Jacobs supports recognition of local ‘S’maatin’ English

PHILIPSBURG–Minister of Education, Culture, Youth and Sports ECYS Silveria Jacobs on Wednesday expressed her support for the recognition of St. Maarten English – which she spelled as “S’maatin” English.

“I believe that recognising S’maatin English as our local language and not necessarily establishing it as our official language is a point of focus which because it already exists is just a matter of recognising it and safeguarding it culturally.” She said this would be a key cornerstone to the country building a resilient nation.

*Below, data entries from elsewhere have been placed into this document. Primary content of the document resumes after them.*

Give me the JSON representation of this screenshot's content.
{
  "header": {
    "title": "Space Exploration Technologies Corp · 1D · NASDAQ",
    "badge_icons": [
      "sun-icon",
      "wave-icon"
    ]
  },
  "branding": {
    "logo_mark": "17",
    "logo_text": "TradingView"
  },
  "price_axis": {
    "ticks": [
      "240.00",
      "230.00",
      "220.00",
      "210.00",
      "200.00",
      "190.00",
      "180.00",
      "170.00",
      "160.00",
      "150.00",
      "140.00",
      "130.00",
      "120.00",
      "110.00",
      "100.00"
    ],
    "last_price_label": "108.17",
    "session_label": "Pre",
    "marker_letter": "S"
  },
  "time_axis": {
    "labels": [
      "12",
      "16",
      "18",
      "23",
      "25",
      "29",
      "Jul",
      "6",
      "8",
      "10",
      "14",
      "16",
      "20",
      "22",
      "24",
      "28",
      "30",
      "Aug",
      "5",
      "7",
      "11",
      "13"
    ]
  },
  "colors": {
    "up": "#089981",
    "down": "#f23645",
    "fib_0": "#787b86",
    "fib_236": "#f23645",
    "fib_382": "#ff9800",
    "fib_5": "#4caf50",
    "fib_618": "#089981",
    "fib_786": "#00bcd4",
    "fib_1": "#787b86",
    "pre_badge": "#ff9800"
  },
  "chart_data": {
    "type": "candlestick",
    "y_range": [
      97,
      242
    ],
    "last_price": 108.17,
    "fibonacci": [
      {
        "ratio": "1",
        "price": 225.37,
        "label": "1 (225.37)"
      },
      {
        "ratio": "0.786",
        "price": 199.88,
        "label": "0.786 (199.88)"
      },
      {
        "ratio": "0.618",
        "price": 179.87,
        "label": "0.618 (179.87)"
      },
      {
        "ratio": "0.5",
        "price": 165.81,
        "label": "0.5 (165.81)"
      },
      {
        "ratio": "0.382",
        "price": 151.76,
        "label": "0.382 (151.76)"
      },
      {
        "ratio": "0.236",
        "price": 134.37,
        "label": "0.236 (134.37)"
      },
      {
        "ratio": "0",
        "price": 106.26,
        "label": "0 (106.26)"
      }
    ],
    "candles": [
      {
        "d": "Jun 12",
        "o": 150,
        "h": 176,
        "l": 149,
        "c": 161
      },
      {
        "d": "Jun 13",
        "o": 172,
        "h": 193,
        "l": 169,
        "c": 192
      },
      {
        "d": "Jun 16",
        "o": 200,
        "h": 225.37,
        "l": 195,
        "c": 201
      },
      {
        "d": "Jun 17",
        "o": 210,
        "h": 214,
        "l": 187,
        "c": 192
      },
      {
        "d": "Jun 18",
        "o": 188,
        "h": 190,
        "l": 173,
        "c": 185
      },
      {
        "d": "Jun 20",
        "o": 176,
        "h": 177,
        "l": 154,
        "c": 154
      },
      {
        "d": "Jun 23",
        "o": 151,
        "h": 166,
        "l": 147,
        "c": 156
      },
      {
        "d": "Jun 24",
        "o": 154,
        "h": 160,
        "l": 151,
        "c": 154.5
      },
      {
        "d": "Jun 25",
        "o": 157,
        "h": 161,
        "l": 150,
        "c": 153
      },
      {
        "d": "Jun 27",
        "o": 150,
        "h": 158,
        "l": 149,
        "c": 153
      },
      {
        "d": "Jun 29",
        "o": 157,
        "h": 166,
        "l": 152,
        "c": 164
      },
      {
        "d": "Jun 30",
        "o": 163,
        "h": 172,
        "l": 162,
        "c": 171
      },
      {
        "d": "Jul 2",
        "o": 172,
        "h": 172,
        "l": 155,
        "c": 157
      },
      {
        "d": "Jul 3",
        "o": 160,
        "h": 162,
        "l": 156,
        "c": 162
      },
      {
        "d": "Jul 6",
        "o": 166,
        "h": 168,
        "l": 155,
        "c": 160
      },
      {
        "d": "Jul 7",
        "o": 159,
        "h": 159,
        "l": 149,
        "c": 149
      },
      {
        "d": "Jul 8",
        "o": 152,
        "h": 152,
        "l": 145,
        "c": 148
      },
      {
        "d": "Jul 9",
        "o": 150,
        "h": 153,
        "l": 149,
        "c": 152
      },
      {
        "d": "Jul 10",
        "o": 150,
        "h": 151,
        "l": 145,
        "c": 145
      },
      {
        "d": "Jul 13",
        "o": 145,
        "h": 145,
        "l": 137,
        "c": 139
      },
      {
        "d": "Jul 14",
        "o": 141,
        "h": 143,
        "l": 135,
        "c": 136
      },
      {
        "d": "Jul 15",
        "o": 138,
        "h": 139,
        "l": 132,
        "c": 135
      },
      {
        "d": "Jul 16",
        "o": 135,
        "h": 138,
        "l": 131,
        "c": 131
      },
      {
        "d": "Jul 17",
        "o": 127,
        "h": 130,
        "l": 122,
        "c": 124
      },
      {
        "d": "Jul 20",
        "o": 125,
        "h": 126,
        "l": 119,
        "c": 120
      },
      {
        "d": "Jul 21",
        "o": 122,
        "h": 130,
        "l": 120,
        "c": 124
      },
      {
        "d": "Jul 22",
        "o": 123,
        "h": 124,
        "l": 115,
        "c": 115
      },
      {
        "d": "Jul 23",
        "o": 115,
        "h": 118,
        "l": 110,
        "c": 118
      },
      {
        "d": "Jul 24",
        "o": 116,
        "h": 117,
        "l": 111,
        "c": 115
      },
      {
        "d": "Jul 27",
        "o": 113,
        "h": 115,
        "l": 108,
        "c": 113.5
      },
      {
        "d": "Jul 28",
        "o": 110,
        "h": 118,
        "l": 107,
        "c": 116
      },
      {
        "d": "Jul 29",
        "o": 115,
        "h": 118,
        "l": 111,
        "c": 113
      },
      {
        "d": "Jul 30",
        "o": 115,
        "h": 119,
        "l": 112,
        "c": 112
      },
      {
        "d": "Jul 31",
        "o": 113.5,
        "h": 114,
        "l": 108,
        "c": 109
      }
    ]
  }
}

Activities to realise this would include encouraging researchers to delve deeper into the subject matter; teaching of phrases and traditional sayings; creating special awareness programmes on the value of the language and encouraging the language to be spoken on national holidays such as Emancipation Day and St. Maarten Day.

She said the latter should be done without persons who speak the local English from being laughed, frowned at or ridiculed by others such as by family members or strangers who may think the person is just speaking “bad English… St. Maarten’s English definitely needs to be recognised.”

She alluded to Curaçao, where she says every businessperson, irrespective of where they come from, speak Papiamentu.

Source: The Daily Herald https://www.thedailyherald.sx/islands/62300-jacobs-supports-recognition-of-local-s-maatin-english

3 COMMENTS

  1. Another attempt of a country which is in desperate search to find and define its culture.

    St. Maarten English is a local dialect of a few thousand people which honestly is of no significance. Full stop.

    IT IS EVERYTHING ELSE BUT NOT PROPER ENGLISH.

    Sometimes I am wondering if these politicians have nothing more serious to tackle. Small island mentality of a minister which tends to forget that this place is generating its major income through tourism.

  2. What is it to gain in recognizing this “local” English variation? It will be better if proper English be taught and practiced in schools, at home and in the professional setting, with emphasis on correct grammar and spelling. A lot of youngsters go to English speaking countries overseas to continue their studies in the university level and you don’t want your children to be laughed at and ridiculed because of this “local” English flavor that foreign (i.e. not from St. Maarten) English speaking people barely understand.

  3. I am sorry but this is a ridiculous as the movement of EBONICS in the US about 15 years ago. What about concentrating an teaching proper English so our youth can compete in a professional manner.